旅のプラズマ

これまで歩いてきた各地の、思い出深き街、懐かしき人々、心に残る言葉を書き綴る。その地の酒と食と人情に触れながら…。

トルコ紀行29 ・・・ オリエント急行幕を閉じる

2009-12-18 10:58:48 | 

 前回書いたように、21世紀中葉にはトルコが覇権国に成長すると予測する著書のあることに驚いていたところ、昨夜のNHK『クローズアップ現代』では、126年の歴史に幕を閉じた“オリエント急行”が取り上げられた。題して「さようなら 夢の寝台特急激動史」・・・、

 オリエント急行が生まれたのは1883年。ベルギーの銀行家の発案に基づき、パリを基点にドイツのミュンヘン、オーストリアのウィーン、ハンガリーのブダペスト、ルーマニハのブカレストなどを通り、バルカン半島を経て東洋の国トルコのイスタンブールに至る列車を走らせるというもの。急行とはいえ、当時81時間を要したというから三日と9時間、寝台と食堂車を組み合わせた夢の旅を目指したものだ。
 当時フランスは第三共和制時代で、アフリカ、インドネシアなどへの植民政策に野望を抱いていたし、ドイツは鉄血宰相ビスマルクが率いるドイツ帝国、またハプスブルグ家を中心とするオーストリア・ハンガリー帝国と列強が支配していた。残念ながらわがトルコは衰え始めていたオスマントルコ帝国末期の時代であったが。
 
当然それぞれの国には鉄道が走っており、そこに一台の列車で次々乗り入れ、これら列強の国々を走って東洋のイスタンブールまで行こう、というものだ。中々の夢である。多くの旅行者がこれで旅し、また商人や事業家が出張や出稼ぎにこれを利用したことだろう。有名なのはアガサ・クリスティで、これを舞台にベストセラー『オリエント特急殺人事件』を書いた。

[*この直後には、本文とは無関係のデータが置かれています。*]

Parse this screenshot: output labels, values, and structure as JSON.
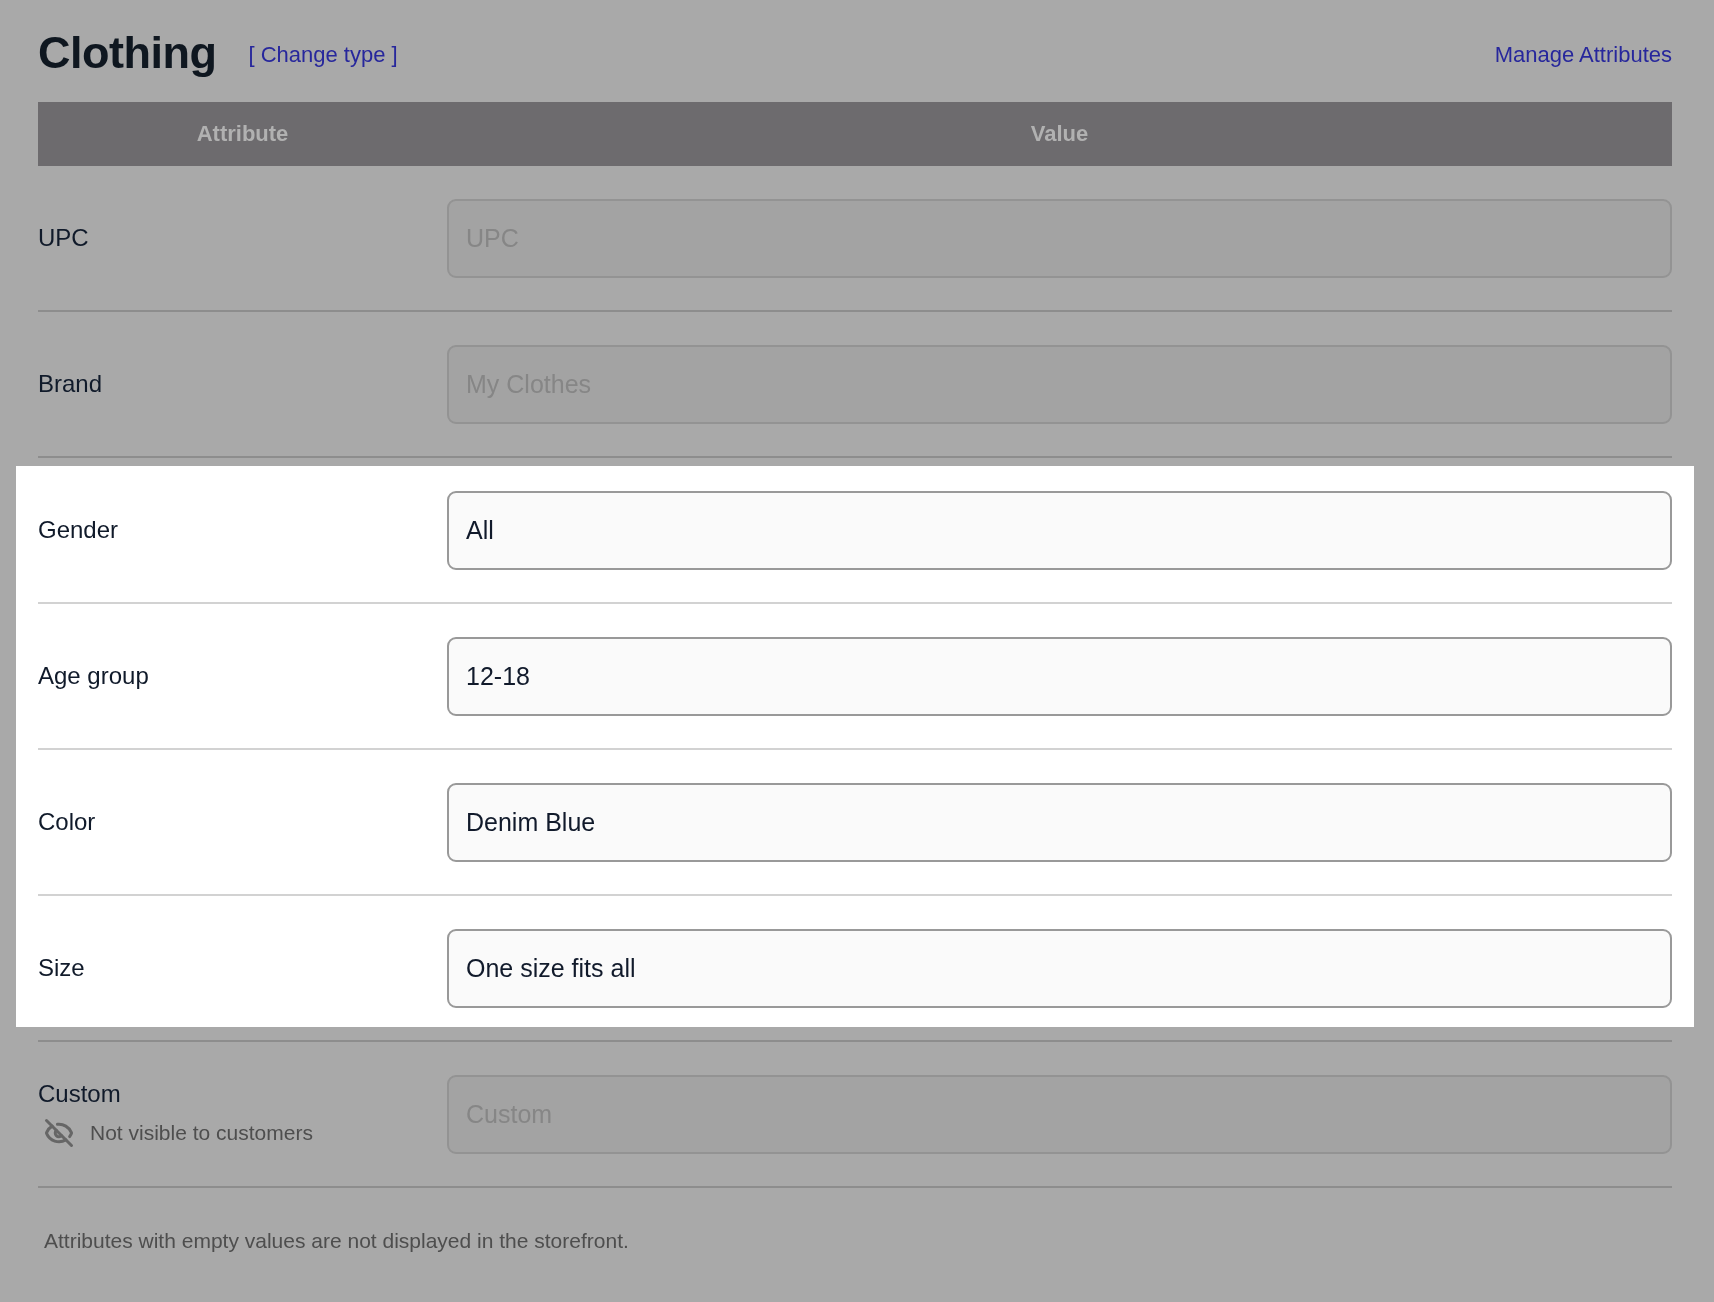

 このオリエント急行が、時代の高速化の中で引退を迫られ、先週の1213日のラストランをもって幕を閉じた。折りしもトルコを旅した者としていささかの感慨を抱いた。同行のK氏は、「出来ればオリエント急行の駅だけでも見たい」と言っていた。氏の旅行目的「東西両文明の結節点を見る」からすれば、この鉄道の発着駅は見ておく必要があったのだが、それを許す時間は無かった、ただ、アヤ・ソフィアからホテルに帰るバスから、その駅(シルケジ駅)を垣間見ることが出来た。残念ながらK氏親娘は地下宮殿見学のために同乗していなかったが。
 「あれがオリエント急行のシルケジ駅だ」と言うガイドの声に、私は慌ててカメラを取り出したが間に合わなかった。しかし常にカメラを構えていたM氏の写真を頂戴したので以下に掲げておく。
 それにしてもイスタンブールは、歴史の盛衰を感じさせる街であった。